This beautiful problem was proposed by Mojtaba Zare.

War-Hammer wrote: This beautiful problem was proposed by Mojtaba Zare. but in my opinion it's absolutely very dirty and boring problem.

andria wrote: War-Hammer wrote: This beautiful problem was proposed by Mojtaba Zare. but in my opinion it's absolutely very dirty and boring problem. This problem has a 2 lined tricky solution and your opinion is not that much important

NDGA wrote: andria wrote: War-Hammer wrote: This beautiful problem was proposed by Mojtaba Zare. but in my opinion it's absolutely very dirty and boring problem. This problem has a 2 lined tricky solution and your opinion is not that much important First please read carefully i didn't write that the solution is long i told that the problem isn't nice and second i told it is my opinion maybe you love this problem...

It sufficient to prove that $p(x)$ is over $Q[X]$ We prove it by induction: Obviously leading coefficient is rational. we know that $a_n ,...a_{k+1}$ are rational. By cheking the coeficient of $[x^{n+k}]$ In equation we see that $a_k$ Is rational We are done.

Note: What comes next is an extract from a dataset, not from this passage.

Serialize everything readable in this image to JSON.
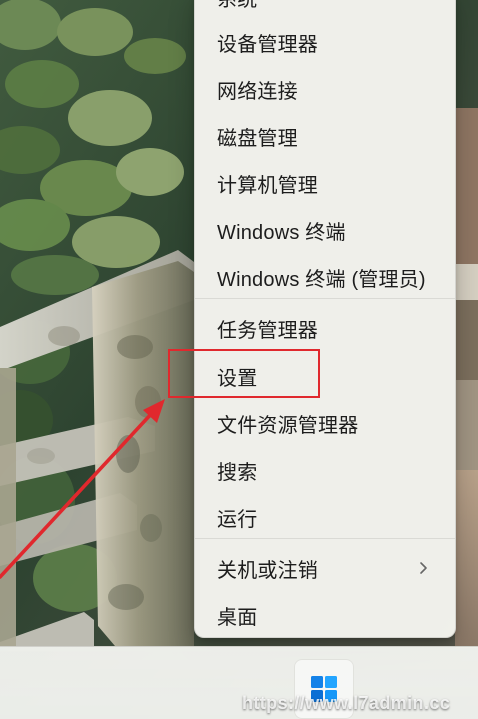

Put the solution of this equation in problem: $5x^2+1=5x=j$ Then we have: $p(j)^2-3=p(j)$ $j$ is a number of the form $a+b\sqrt{5}$ And $p(j)$ is an number of the form$c+d\sqrt{13}$.but we know that coeficients Of $p(x)$ are rational. This is contradiction. Hence we're done!

Bump! I don't understand why we can assume that: $P(x)\in\mathbb{Q}[x]$

@above We didn't assume that $P(x)\in \mathbb{Q}[x]$, for non-constant case, we prove it by induction. Let $P(x)=a_nx^n+a_{n-1}x^{n-1}+...+a_1x+a_0$ where $n\geq 1,a_n\neq 0$. We prove by induction on $l\in \{ 1,2,...,n+1\}$ that $a_{n+1-l}\in \mathbb{Q}$. Comparing the coefficients of $x^{2n}$ gives us $a_n5^n=1\Rightarrow a_n=\frac{1}{5^n}\in \mathbb{Q}$. Now suppose $a_n,a_{n-1},...,a_{n+1-m}\in \mathbb{Q}$ for $m\in \{ 1,2,...,n\}$. We will show that $a_{n+1-(m+1)}\in \mathbb{Q}$. Comparing the coefficients of $x^{n+(n+1-(m+1))}$ gives us $5^{2n-m}\times \sum_{i=1}^{m+1}{a_{n+1-i}a_{n-(m+1)+i}}$ equal to $0$ (if $m$ is odd) or $\sum_{i =1}^{t+1}{a_{n+1-i}\binom{n+1-i}{n-t}5^{n-t}}$ (if $m$ is even and $t=\frac{m}{2}$). Note that $n-\frac{m}{2}\geq n+1-m$, so $RHS\in \mathbb{Q}$. This easily gives us $a_{n-m}\in \mathbb{Q}$, done.